En 1947, 104 personnes sont mortes dans une catastrophe dans une mine de Whitehaven appelée William Pit lorsqu’une explosion a piégé des travailleurs sous terre. La mine était réputée pour être l’une des plus dangereuses de Grande-Bretagne, a déclaré Gerard Richardson, un historien local qui dirige un magasin de vin. L’un des grands-pères de M. Richardson était parmi ceux qui ont péri.

Pourtant, il soutient le projet de mine. Tant que le monde aura besoin de charbon pour la fabrication de l’acier, a-t-il dit, « pourquoi ne devrions-nous pas avoir une part du gâteau ? »

M. Carr et quelques autres doutent que la mine fasse beaucoup plus que faire des profits pour ses bailleurs de fonds. Ils disent que les nouveaux emplois auraient un avenir limité à mesure que de nouvelles méthodes plus propres sont développées pour fabriquer de l’acier. Whitehaven devrait imiter les régions du nord-est de l’Angleterre comme Hull et Teesside, a déclaré M. Carr, en recherchant des emplois dans l’énergie verte comme l’énergie éolienne.

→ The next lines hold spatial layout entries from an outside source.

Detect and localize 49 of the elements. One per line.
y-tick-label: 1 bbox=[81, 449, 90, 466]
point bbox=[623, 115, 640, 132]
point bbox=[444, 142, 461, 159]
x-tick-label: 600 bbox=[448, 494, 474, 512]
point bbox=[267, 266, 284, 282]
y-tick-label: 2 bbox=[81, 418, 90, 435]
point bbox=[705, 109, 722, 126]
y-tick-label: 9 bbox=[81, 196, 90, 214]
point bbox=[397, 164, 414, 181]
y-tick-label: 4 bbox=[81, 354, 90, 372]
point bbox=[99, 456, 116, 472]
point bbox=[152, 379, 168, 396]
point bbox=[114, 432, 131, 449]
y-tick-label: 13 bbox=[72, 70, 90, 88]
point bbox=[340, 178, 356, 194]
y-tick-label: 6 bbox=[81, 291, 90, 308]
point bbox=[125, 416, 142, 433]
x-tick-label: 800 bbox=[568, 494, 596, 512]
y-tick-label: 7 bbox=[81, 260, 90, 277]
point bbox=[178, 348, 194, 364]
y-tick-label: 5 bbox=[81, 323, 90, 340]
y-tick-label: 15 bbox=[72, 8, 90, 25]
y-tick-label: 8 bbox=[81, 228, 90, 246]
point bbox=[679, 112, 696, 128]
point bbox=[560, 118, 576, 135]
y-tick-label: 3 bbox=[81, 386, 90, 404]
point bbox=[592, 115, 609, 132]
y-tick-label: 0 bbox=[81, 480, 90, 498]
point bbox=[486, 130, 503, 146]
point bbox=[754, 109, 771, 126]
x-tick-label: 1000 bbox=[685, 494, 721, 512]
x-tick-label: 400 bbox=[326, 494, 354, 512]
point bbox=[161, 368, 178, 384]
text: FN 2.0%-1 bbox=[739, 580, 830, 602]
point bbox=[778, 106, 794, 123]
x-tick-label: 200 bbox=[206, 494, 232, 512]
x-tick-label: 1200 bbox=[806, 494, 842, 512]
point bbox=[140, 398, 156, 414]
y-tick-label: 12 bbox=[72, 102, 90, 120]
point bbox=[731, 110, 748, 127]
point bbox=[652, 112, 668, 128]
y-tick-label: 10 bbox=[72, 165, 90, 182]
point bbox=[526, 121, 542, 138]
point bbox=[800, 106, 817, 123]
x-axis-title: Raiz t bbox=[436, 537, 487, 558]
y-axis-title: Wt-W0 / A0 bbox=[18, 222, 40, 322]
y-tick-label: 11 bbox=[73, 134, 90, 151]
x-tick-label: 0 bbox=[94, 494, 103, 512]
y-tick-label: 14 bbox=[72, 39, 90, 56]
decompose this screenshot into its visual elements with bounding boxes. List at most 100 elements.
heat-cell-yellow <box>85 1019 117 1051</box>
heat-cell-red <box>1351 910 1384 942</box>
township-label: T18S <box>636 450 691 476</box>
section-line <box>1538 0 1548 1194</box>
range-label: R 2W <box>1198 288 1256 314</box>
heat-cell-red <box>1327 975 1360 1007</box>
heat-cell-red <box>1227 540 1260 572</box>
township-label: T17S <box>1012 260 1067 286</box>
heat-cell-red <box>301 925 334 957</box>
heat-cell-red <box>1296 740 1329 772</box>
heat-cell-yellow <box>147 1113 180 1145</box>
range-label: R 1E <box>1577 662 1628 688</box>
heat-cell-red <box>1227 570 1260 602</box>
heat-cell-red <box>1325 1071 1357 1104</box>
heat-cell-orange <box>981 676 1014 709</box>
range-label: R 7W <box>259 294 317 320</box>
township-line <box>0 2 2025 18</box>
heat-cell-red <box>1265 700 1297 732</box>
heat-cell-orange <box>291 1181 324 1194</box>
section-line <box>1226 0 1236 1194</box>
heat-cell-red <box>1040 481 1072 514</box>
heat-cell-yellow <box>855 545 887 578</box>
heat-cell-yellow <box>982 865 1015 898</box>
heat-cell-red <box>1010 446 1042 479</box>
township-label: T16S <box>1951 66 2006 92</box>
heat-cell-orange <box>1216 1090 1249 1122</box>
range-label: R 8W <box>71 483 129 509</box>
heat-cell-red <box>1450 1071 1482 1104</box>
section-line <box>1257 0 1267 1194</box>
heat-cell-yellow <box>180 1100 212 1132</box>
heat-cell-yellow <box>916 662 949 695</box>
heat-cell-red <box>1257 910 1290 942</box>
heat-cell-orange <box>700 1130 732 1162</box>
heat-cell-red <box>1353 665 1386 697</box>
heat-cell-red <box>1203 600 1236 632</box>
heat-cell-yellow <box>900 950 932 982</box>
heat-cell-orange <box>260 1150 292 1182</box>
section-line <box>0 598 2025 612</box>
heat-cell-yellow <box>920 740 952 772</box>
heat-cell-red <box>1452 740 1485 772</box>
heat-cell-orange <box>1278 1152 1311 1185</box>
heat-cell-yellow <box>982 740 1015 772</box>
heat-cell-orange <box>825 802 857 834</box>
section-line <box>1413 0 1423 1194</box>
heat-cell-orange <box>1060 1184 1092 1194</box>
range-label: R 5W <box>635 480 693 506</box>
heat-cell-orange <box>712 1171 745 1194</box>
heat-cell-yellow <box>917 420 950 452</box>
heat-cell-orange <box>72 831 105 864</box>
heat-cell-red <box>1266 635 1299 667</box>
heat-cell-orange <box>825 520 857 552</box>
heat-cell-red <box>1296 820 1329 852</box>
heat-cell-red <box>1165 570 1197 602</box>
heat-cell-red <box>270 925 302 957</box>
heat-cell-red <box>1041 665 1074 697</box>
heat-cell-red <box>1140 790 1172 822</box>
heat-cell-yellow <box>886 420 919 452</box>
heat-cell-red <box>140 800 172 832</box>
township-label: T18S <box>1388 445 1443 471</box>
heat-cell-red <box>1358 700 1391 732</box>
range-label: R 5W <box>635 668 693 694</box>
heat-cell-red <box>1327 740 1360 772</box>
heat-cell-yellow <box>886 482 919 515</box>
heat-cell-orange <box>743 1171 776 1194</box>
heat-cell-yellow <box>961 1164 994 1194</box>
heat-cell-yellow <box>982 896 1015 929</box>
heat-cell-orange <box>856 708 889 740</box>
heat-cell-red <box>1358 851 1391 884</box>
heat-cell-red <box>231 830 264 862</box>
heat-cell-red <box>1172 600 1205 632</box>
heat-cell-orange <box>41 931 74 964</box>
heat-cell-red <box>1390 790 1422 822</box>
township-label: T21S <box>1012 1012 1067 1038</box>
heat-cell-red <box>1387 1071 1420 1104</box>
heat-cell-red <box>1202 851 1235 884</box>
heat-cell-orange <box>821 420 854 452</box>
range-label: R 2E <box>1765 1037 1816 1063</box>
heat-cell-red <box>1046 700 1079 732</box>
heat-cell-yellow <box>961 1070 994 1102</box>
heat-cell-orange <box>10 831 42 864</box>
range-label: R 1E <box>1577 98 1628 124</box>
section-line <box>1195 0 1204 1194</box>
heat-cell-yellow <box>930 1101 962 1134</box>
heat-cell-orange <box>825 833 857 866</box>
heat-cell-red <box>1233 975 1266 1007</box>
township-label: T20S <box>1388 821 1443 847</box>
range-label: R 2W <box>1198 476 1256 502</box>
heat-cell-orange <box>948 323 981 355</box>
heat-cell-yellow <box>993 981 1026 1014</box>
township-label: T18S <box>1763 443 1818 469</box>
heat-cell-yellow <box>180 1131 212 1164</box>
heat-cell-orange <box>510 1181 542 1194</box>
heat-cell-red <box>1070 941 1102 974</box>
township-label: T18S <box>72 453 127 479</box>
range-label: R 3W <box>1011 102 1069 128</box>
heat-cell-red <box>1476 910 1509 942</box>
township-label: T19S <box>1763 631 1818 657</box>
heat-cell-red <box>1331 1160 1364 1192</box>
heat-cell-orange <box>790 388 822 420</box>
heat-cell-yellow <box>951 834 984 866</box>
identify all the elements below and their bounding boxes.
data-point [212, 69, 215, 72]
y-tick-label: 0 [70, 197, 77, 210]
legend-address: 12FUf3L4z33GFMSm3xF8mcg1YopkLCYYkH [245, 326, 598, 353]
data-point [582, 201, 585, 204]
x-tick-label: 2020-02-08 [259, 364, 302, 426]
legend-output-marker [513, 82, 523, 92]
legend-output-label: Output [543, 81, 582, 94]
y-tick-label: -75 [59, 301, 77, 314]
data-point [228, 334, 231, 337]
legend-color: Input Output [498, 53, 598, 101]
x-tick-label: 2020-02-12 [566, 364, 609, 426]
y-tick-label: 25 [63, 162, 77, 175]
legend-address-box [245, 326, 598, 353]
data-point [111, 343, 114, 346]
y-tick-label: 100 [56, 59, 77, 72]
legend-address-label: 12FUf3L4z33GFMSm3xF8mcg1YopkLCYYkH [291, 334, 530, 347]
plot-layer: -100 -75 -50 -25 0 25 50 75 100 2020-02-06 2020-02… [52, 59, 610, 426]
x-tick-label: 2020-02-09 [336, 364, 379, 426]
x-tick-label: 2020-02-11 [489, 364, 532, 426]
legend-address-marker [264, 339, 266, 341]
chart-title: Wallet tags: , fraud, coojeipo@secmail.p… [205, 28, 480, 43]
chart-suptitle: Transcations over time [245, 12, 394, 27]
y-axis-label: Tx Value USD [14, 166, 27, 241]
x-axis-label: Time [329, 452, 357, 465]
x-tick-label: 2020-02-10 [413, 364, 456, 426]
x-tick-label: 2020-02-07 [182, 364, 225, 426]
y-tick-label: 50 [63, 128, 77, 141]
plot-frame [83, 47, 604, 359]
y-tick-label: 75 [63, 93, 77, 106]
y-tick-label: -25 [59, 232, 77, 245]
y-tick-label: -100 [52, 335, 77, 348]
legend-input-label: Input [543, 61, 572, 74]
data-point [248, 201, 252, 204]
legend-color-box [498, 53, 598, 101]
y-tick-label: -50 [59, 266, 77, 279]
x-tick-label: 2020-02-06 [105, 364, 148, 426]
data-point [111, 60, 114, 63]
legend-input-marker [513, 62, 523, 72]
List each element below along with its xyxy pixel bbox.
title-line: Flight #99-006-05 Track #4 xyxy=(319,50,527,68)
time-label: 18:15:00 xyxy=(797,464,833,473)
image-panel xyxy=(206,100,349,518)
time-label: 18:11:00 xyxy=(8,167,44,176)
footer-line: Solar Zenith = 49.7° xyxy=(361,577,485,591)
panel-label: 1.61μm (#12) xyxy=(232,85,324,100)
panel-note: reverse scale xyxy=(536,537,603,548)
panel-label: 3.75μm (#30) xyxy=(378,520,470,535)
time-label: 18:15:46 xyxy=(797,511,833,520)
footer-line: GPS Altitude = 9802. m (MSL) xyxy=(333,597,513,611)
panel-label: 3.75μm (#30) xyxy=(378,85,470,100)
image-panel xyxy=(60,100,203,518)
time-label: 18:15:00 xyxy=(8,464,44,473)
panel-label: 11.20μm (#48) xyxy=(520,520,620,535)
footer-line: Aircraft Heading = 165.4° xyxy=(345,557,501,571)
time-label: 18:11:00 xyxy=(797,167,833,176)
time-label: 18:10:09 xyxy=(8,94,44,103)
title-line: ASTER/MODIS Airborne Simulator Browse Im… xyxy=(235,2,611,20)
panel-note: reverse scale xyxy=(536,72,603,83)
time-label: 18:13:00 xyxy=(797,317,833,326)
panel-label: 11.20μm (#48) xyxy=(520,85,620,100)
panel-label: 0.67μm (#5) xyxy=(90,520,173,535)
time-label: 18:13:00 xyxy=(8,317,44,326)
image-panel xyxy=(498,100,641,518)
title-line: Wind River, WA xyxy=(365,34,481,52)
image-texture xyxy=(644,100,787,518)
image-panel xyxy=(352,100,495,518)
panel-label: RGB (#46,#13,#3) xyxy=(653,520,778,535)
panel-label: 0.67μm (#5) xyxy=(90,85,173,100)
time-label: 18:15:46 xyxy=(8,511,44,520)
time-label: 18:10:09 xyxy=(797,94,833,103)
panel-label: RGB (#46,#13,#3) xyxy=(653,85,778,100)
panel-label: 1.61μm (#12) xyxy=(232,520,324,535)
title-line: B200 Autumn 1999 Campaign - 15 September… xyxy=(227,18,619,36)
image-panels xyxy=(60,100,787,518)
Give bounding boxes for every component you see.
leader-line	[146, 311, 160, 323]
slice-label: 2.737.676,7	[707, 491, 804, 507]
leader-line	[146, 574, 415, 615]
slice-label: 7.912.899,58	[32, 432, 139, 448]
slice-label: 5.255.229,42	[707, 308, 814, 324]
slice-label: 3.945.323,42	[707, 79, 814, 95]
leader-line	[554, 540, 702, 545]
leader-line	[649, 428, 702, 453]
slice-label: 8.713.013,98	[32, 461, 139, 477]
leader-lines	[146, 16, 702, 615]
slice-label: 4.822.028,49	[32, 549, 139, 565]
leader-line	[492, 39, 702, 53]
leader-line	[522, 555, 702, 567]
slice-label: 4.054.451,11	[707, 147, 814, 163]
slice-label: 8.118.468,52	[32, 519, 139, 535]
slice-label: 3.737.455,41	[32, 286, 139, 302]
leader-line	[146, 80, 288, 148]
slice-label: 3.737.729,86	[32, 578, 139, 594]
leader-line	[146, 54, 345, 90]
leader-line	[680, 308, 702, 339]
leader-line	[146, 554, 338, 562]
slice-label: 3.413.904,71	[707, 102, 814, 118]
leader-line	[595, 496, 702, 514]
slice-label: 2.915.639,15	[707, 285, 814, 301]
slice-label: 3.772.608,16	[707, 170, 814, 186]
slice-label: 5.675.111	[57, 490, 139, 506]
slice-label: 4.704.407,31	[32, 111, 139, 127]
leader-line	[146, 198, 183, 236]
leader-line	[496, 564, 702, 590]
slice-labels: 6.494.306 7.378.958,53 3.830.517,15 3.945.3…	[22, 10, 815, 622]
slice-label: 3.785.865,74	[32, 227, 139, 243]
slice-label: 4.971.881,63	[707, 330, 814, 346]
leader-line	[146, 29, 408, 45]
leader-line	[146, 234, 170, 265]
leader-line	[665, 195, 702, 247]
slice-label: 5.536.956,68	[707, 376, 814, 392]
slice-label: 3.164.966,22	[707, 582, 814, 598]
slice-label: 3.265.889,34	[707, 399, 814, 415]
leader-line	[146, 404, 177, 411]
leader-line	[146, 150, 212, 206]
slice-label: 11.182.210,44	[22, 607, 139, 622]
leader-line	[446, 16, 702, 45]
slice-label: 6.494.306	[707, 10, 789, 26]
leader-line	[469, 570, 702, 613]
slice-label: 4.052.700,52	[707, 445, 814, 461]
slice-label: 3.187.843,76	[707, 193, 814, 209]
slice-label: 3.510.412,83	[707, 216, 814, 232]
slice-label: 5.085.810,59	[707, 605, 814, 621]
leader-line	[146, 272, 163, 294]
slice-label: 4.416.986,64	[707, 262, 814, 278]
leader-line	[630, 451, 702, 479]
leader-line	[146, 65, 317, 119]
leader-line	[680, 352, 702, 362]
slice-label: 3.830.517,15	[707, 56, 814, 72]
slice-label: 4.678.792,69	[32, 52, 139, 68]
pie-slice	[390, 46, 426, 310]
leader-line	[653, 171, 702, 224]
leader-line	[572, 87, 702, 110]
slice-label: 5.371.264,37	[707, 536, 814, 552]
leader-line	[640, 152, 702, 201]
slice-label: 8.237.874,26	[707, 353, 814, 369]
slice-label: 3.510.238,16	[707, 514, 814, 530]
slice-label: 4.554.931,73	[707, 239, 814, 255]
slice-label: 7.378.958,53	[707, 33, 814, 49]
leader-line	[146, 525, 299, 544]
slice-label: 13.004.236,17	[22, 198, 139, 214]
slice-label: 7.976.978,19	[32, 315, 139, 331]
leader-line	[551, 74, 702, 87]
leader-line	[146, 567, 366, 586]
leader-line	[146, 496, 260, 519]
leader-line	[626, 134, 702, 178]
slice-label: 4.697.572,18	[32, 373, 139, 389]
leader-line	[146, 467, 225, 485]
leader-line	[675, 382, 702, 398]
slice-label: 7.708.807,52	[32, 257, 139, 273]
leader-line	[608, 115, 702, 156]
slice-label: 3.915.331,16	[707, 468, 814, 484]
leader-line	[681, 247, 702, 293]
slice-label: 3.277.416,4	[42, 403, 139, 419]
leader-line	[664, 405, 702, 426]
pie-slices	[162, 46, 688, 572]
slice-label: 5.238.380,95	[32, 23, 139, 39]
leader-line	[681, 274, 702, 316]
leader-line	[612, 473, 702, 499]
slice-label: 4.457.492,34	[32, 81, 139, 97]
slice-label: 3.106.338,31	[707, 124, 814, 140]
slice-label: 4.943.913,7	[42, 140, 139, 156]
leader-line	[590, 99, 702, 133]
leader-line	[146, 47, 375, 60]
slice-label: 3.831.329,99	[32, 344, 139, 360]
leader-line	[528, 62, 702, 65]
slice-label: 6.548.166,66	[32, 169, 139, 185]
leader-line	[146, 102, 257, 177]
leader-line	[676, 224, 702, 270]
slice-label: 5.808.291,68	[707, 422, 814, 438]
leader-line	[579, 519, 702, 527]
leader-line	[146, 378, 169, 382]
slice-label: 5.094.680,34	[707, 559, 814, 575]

Mais Emma Louise Williamson, une politicienne travailliste au Conseil du comté de Cumbria, a déclaré que même si les emplois verts pourraient être l’avenir, ses électeurs avaient besoin de travail maintenant.

“Quand ils enlèvent la mine, ce dont je suis vraiment inquiet, nous sommes de retour à la case départ”, a-t-elle déclaré.

Leave a Reply

Your email address will not be published. Required fields are marked *

This site uses Akismet to reduce spam. Learn how your comment data is processed.